What are the top sleep hacks? How to influence circadian rythms and chronobiology? Why shoud you sleep with your socks on? What are the top sleep promoting supplements and herbs? How eating at night influences blood sugar levels? What is the role of fasting in promoting a good night sleep? All this and more in this episode of Biohacker’s LIVE Show.
Greg Potter recently handed in his PhD at the University of Leeds where his research focused on sleep, diet, and metabolism. His work has been featured in Reuters, TIME magazine, The Washington Post, Fox News, USA Today, and many other major media outlets. In addition to his PhD, Greg also holds BSc and MSc degrees in exercise physiology from Loughborough University. Currently Greg serves as Content Director at Humanos.me which is an online platform designed to help people improve their health and performance. These are also values Greg lives by as his goal in life is to help as many people as possible to improve their health using non-pharmacological interventions. He is keen on educating the general public about important health topics through various media.

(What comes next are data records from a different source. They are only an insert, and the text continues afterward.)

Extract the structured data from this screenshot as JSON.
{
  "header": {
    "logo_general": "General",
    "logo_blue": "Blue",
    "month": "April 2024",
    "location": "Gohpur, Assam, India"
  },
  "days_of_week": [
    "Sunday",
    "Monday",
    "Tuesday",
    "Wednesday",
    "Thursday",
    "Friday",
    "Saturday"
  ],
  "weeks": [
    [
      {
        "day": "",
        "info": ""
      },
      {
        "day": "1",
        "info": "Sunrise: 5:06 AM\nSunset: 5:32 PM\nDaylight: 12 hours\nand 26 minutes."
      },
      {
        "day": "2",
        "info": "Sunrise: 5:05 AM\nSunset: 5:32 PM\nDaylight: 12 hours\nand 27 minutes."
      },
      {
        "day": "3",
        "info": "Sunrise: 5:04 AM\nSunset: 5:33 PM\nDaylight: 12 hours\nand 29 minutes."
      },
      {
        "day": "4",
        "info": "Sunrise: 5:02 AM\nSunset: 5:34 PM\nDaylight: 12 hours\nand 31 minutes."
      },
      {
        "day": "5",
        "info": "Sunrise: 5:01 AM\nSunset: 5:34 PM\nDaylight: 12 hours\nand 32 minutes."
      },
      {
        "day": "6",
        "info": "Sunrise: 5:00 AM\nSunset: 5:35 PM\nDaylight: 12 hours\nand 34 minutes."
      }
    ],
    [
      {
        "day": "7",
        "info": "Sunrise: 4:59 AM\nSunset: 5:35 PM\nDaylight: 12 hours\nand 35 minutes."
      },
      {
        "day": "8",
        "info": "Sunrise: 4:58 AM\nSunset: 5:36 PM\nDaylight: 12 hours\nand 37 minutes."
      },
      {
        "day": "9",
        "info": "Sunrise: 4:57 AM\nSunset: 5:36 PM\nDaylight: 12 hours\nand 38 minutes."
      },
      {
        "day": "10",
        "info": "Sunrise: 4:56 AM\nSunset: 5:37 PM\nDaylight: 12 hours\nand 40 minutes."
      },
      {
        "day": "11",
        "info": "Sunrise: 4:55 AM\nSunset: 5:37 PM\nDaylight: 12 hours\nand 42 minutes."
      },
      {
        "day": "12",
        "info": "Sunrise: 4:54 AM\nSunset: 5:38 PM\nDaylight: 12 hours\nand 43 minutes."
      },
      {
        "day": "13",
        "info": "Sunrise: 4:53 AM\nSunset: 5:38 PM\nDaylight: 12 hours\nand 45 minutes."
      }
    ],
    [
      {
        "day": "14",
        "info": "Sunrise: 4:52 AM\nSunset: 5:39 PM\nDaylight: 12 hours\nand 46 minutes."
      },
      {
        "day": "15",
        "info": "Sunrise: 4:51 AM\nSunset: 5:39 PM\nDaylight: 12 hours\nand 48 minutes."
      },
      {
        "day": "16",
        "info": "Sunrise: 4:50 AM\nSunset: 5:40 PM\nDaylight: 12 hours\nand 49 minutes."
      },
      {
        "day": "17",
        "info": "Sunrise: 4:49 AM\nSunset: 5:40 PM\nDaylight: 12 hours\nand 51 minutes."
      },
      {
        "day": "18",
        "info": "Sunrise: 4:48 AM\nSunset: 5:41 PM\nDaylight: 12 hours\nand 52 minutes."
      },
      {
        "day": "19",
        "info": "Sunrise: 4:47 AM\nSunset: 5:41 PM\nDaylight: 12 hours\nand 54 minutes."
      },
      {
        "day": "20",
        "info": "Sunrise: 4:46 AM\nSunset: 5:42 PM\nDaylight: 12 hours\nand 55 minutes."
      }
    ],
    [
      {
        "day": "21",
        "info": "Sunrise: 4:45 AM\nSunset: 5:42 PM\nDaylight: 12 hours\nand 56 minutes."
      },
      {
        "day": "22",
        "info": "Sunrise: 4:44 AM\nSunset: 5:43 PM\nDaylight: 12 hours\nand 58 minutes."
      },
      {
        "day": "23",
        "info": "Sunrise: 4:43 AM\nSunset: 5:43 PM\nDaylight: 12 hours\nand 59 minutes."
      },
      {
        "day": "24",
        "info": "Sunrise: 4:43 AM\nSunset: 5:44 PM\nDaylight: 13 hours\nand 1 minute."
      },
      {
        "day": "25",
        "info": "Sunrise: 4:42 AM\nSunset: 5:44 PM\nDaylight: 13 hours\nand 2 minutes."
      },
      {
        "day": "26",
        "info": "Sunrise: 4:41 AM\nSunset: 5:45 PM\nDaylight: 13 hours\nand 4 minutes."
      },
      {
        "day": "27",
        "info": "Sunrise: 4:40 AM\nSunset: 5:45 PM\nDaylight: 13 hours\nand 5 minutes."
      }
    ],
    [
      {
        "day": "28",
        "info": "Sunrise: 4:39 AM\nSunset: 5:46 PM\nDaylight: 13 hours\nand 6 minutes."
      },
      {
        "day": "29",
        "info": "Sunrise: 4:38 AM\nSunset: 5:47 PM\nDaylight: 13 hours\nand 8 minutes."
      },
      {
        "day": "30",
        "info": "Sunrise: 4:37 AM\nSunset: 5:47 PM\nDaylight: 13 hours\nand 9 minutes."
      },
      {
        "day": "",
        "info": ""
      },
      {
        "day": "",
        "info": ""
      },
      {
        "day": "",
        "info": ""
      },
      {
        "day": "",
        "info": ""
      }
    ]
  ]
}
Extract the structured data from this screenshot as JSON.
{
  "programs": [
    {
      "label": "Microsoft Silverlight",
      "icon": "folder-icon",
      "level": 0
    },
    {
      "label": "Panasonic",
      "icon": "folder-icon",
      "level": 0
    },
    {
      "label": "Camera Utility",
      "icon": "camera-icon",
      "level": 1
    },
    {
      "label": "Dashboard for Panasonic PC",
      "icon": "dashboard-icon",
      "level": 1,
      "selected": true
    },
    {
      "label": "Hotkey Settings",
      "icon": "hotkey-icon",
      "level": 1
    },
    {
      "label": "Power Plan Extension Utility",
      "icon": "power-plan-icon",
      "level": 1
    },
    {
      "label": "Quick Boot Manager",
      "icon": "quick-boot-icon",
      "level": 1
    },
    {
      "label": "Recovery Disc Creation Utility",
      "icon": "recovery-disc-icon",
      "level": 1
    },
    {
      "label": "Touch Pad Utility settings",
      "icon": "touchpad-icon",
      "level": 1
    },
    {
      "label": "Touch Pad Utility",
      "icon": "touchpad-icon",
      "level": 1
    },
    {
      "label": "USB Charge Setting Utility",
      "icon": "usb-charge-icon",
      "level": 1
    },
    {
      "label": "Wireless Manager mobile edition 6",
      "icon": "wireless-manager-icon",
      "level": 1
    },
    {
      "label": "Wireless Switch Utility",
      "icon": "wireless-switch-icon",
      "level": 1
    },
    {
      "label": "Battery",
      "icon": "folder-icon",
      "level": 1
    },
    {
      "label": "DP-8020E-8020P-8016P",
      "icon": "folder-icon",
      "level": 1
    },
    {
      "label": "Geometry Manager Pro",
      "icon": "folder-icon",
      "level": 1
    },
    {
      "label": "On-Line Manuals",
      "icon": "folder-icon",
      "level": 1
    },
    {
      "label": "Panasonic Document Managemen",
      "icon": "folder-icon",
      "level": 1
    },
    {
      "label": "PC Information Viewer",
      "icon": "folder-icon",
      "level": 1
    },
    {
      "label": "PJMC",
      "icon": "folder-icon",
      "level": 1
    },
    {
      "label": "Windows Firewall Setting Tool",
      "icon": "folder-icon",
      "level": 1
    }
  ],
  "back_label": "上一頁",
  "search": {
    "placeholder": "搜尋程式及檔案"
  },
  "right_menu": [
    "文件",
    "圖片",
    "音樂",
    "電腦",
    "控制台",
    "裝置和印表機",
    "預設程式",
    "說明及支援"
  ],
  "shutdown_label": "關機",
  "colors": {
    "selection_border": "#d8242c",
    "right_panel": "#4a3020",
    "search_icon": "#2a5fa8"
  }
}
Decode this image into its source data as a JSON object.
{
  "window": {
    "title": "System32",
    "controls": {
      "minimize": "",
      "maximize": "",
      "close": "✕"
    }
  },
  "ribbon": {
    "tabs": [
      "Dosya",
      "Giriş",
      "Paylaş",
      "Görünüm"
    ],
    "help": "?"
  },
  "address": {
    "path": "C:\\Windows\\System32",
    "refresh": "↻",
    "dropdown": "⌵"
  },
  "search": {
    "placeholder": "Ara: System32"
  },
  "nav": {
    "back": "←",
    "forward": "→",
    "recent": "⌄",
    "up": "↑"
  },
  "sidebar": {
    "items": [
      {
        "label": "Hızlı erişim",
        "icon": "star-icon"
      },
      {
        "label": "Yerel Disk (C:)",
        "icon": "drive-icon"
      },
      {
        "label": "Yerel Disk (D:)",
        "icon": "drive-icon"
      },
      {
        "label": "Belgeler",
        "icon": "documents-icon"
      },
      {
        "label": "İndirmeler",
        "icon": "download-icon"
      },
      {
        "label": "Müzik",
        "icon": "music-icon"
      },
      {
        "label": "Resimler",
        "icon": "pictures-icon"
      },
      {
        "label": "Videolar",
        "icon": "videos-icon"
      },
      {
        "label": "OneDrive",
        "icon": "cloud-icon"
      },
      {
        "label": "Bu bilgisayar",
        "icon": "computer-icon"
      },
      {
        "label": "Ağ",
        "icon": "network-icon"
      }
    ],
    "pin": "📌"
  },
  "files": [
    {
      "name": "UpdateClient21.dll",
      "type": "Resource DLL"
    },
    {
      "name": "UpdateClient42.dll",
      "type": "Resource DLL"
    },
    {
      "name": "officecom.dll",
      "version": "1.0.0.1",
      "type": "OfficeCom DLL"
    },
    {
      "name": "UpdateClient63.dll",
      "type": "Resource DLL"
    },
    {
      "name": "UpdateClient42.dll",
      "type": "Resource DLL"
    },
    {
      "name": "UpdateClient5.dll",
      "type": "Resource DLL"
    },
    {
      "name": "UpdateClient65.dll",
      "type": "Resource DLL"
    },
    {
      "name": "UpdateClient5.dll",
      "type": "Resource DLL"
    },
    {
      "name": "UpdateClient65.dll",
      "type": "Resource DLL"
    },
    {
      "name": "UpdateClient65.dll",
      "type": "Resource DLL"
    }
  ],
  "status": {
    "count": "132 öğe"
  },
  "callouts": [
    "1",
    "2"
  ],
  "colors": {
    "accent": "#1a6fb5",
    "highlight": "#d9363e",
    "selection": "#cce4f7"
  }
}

Watch the interview with Greg Potter:
Watch also Siim Land’s special report featuring food and fasting:
Research of the week
In the United States, almost 15% of the workforce undertakes shift work. Epidemiological studies indicate that shift work is a risk factor for type 2 diabetes. Shift workers frequently undergo circadian misalignment such as light/dark, wake/sleep, activity/inactivity, and feeding/fasting cycles.
- A randomized, crossover study with two 3-day laboratory visits. One protocol included a simulated day shift and the other a simulated night shift.
- 9 healthy chronic shift workers who had five or more night shifts per month Their diet was equalized consisting 45% carbs, 35% fat, and 20% protein.
Glucose and insulin responses to identical meals given at 8:00 am and 8:00 pm in both protocols were measured
- Blood glucose after a meal was 6.5% higher at 8:00 pm than 8:00 am
- Glucose tolerance was lower at dinner time than at breakfast time
- Late-phase postprandial insulin was 18% higher at dinner time than breakfast time suggesting decreased insulin sensitivity at dinner time
Internal circadian time affects glucose tolerance in shift workers. Separately, circadian misalignment reduces glucose tolerance in shift workers, providing a mechanism to help explain the increased diabetes 2 risk in shift workers.